Relatively few people know that along with authoring the Declaration of
Independence, Thomas Jefferson also compiled his own text, drawn
carefully from passages extracted out of the New Testament, that he
titled "The Life and Morals of Jesus of Nazareth." The book, which
focused on the ethical teachings of Jesus, was a private undertaking for
Jefferson and never made public in his lifetime. Now, experts at the
Smithsonian's National Museum of American History are meticulously
conserving this fragile volume, page by brittle page. Along the way,
they discover subtle hidden clues to Jefferson himself.
The first presidential candidate to face attack for his religious
beliefs was Thomas Jefferson, in the campaign against incumbent John
Adams in 1800. Northern clerics branded Jefferson not only a deist, but
an “atheist,” a “heretic” and a “Jacobin” of the French Revolution. “The
election of any man avowing the principles of Mr. Jefferson would ...
destroy religion, introduce immorality, and loosen all the bonds of
society,” wrote one.

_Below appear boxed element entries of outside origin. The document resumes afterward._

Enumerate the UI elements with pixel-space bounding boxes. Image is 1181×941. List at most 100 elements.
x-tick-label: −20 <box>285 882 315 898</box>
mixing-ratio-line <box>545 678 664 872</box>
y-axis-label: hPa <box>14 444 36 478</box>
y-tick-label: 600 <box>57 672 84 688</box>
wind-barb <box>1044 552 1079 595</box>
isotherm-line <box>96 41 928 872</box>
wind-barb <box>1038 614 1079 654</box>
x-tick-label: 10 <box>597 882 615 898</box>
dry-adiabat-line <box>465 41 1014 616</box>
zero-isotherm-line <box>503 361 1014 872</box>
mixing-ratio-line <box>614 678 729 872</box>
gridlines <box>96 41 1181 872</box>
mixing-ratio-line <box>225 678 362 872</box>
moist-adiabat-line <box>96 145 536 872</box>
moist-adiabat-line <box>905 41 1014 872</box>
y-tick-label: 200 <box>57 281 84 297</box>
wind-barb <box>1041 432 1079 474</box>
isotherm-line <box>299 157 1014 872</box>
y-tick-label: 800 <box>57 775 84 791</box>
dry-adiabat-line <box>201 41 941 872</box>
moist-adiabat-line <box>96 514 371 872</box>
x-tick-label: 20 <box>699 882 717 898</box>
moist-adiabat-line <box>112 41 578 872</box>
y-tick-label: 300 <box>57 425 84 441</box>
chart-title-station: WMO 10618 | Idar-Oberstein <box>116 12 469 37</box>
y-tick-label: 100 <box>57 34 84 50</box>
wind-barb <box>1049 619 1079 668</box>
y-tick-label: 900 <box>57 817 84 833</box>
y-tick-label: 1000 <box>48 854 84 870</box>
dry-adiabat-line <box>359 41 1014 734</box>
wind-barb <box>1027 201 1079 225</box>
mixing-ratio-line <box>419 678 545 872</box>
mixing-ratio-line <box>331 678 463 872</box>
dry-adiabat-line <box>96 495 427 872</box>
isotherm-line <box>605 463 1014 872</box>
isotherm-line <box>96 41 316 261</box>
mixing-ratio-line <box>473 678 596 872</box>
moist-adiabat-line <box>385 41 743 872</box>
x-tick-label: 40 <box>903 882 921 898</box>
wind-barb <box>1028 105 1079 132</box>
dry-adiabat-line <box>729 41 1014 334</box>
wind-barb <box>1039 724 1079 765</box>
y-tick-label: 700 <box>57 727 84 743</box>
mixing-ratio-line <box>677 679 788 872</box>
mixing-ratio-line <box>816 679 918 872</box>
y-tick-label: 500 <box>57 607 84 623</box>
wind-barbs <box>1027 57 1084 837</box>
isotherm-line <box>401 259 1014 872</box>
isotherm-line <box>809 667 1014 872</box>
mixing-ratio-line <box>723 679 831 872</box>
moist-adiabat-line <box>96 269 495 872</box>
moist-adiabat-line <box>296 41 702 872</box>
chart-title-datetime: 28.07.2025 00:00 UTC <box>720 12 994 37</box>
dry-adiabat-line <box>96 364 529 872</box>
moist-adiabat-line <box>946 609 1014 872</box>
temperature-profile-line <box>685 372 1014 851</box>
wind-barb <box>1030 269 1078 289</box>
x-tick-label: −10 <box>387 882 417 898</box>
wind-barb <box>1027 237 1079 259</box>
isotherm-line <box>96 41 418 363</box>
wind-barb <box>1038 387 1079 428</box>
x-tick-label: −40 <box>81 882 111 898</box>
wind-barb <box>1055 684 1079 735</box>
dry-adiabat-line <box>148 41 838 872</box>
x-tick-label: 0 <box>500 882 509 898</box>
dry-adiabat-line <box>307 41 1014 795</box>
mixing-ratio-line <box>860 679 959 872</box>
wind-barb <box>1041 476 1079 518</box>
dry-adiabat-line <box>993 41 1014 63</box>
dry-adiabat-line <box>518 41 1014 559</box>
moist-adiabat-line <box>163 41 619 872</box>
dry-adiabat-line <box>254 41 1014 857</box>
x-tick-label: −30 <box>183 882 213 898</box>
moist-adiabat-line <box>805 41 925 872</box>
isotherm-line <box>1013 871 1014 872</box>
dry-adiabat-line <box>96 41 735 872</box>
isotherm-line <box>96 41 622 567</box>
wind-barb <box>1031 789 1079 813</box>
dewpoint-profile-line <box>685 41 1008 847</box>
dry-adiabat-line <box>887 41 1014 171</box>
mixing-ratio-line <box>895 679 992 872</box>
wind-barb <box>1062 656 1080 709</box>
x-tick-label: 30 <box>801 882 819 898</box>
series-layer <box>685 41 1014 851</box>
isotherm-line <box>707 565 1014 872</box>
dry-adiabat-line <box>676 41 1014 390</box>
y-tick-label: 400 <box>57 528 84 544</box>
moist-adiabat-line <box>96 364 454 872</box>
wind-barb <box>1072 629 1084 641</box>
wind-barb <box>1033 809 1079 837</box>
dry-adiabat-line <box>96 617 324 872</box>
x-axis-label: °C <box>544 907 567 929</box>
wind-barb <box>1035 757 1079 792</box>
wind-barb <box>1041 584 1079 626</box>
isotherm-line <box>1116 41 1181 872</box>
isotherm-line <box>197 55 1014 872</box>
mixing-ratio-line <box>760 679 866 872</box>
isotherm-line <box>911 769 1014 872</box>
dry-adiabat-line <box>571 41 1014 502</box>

Jefferson himself did little to push back against
the rumors or contradict the inaccuracies. From his perspective,
religion was purely a matter of personal concern, not the business of
the public at large. After all, Americans had overthrown the
institution of the monarchy, which proclaimed the head of state to be
also the head of an established religion that all the king’s subjects
were supposed to follow. By contrast, the American Presidency was a
purely secular office. Why should the voters care -- or even know --
about a candidate’s private beliefs?
Today, historians try to piece together Jefferson’s religious beliefs from what little he wrote about it. Some of the best evidence lies in the Smithsonian’s National Museum of American History, in the small volume that is often called “Jefferson’s Bible.” It is a book that Jefferson made himself in the years 1819-1820, when he was retired from public life. Starting with multiple printed copies of the New Testament, Jefferson literally cut and pasted excerpts of the text onto blank pages to create what he called “The Life and Morals of Jesus of Nazareth.” He selected from the books of Matthew, Mark, Luke and John in order to compose a single biographical account of Jesus’s life. He included Jesus’s moral teachings, such as the Sermon on the Mount and the many parables recounted in the Gospels. At the same time, Jefferson left parts of the Gospels out of his compilation. Influenced by the Enlightenment, he omitted anything that seemed to him contrary to “Reason,” which included anything miraculous (as the loaves and the fishes) or anything that suggested Jesus himself was divine (the Annunciation and the Resurrection). Jefferson believed that those parts of the New Testament represented misunderstandings or mistakes made by Jesus’s disciples, or inaccuracies added later by authorities of the Christian church.
Thomas Jefferson |
After Jefferson’s death, the book stayed in the hands of his family. Late in the 19th century, the librarian of the Smithsonian Institution tracked it down and purchased it for the national museum. The book first went on exhibition at the Atlanta Cotton Exposition of 1895. A few years later, the U.S. Congress ordered facsimiles of the book and distributed them to the two chambers. (The Senate supply lasted up into the 1950s.) Meanwhile, the original volume stayed at the museum, but it gradually became more brittle. The museum’s paper and book conservators have now painstakingly rescued it from deterioration. The book is on exhibition, together with the English language Testaments from which Jefferson cut out his excerpts. It is the work of Jefferson’s own hands and the product of his remarkable mind -- a mind that helped to shape the early American republic.